I was drawn to enter the lives of these women – a pastor, mother, graduate student,  widow – caring for them as they address their grief and guilt together.  Though I have read about and practice many of these disciplines,  it was compelling to see these disciplines not in the abstract, but in the mess of life. Over the years I have wanted to practice being more attentive to God through these tools, but they have so easily become one more thing to check off my daily or weekly task list.  Seeing them in action in community provided a new perspective in relation to my own spiritual practices and writing.
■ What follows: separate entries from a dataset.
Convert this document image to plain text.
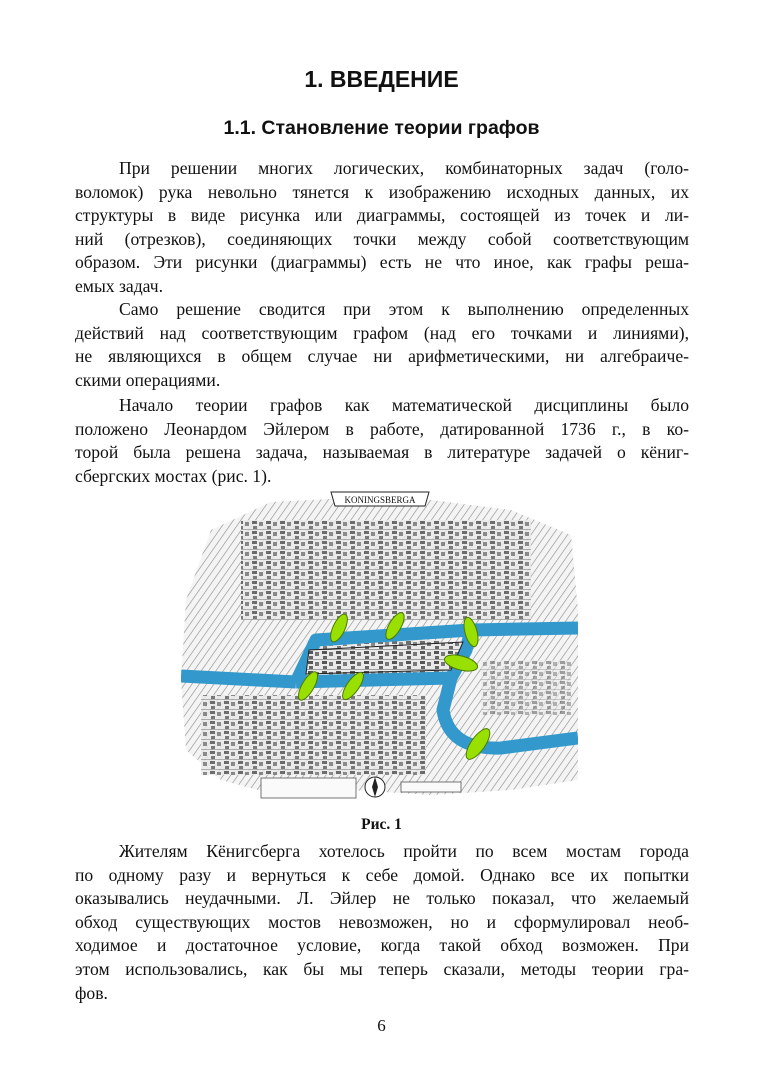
1. ВВЕДЕНИЕ
1.1. Становление теории графов

При решении многих логических, комбинаторных задач (голо-
воломок) рука невольно тянется к изображению исходных данных, их
структуры в виде рисунка или диаграммы, состоящей из точек и ли-
ний (отрезков), соединяющих точки между собой соответствующим
образом. Эти рисунки (диаграммы) есть не что иное, как графы реша-
емых задач.

Само решение сводится при этом к выполнению определенных
действий над соответствующим графом (над его точками и линиями),
не являющихся в общем случае ни арифметическими, ни алгебраиче-
скими операциями.

Начало теории графов как математической дисциплины было
положено Леонардом Эйлером в работе, датированной 1736 г., в ко-
торой была решена задача, называемая в литературе задачей о кёниг-
сбергских мостах (рис. 1).

KONINGSBERGA

Рис. 1

Жителям Кёнигсберга хотелось пройти по всем мостам города
по одному разу и вернуться к себе домой. Однако все их попытки
оказывались неудачными. Л. Эйлер не только показал, что желаемый
обход существующих мостов невозможен, но и сформулировал необ-
ходимое и достаточное условие, когда такой обход возможен. При
этом использовались, как бы мы теперь сказали, методы теории гра-
фов.

6
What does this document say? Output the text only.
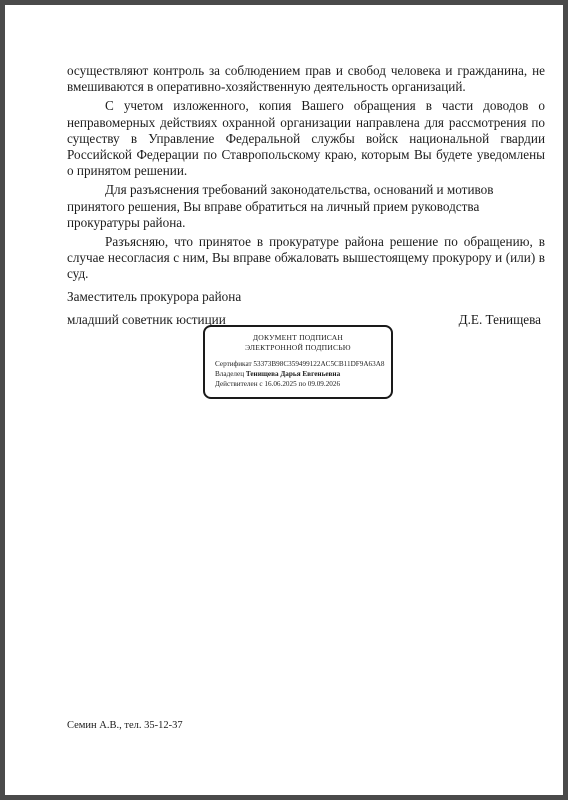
осуществляют контроль за соблюдением прав и свобод человека и гражданина, не вмешиваются в оперативно-хозяйственную деятельность организаций.

С учетом изложенного, копия Вашего обращения в части доводов о неправомерных действиях охранной организации направлена для рассмотрения по существу в Управление Федеральной службы войск национальной гвардии Российской Федерации по Ставропольскому краю, которым Вы будете уведомлены о принятом решении.

Для разъяснения требований законодательства, оснований и мотивов принятого решения, Вы вправе обратиться на личный прием руководства прокуратуры района.

Разъясняю, что принятое в прокуратуре района решение по обращению, в случае несогласия с ним, Вы вправе обжаловать вышестоящему прокурору и (или) в суд.

Заместитель прокурора района
младший советник юстиции	Д.Е. Тенищева
ДОКУМЕНТ ПОДПИСАН
ЭЛЕКТРОННОЙ ПОДПИСЬЮ
Сертификат 53373B98C359499122AC5CB11DF9A63A8
Владелец Тенищева Дарья Евгеньевна
Действителен с 16.06.2025 по 09.09.2026
Семин А.В., тел. 35-12-37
With regard to spiritual practices I want to dive back into some of these disciplines, but this time with others.  If I’m honest, my lone wolf MO really doesn’t work very often.  It leads to one-sided views of the world and a smaller self as I attempt to perfectly practice these disciplines.  I want to ‘get it’ and go on.  As I entered this narrative, I entered the lives of women who were also trying to go it alone, and failing.  Hannah and Charissa, who are so eager to be perfect and hide behind masks of spirituality, reflected part of myself back to me.  Yet, they didn’t stay stuck.  New people in their lives and time away from their normal ways of working helped God to break through – Charissa with her scholarly perfection and Hannah with her productive ministry.

Oh, to be in a group that encourages and challenges me in a new way.  A group that helps be fall into the arms of the Beloved – Jesus Christ.  It wouldn’t be bad, either, if a single, male professor came on the scene to sweep me away – or for a pilgrimage to the Holy Land to be the next step.  But also the simple practices of sharing coffee and spending time with others is something for which I yearn.  I would love to step into or even gather a group like this. But I’m not sure how to get it started this when I myself am fearful of breaking down.  This is when ideas from pilgrimages meet the road of practice.  In these places and times when we are between known places and times (liminality), relationships take on new and deeper meaning (communitas).

Also, this book opens up some new ways of thinking about my writing – especially this book on literary pilgrimage.  Narrative already surrounds the draft of an exploration into the writings and places of three authors.  But the practices of pilgrimage and spiritual disciplines are not always clear or present in the work.  As I was reading Sensible Shoes, I wondered what about this writing on journey, place, literature, and faith can become more personal, can draw people into a practice, can reflect on Christ?  The pieces are there, but it’s time to open up more.  Now doubt it will require some blood-letting on my part.  I’ve been trying to be so safe.  But, maybe that’s the problem.

Fears, like the fears each of the women in this novel face, and that I again see that I face, keep us away from the life God has in store. Yet, into this fear God speaks his words of comfort to not be afraid and that he is with us.  Garlough Brown’s adventure, along which she invites readers to journey, provides a view into how God speaks into our lives, especially in their brokenness.  Now it’s time to put on the sensible shoes of life, listening to God more closely and walking along his way.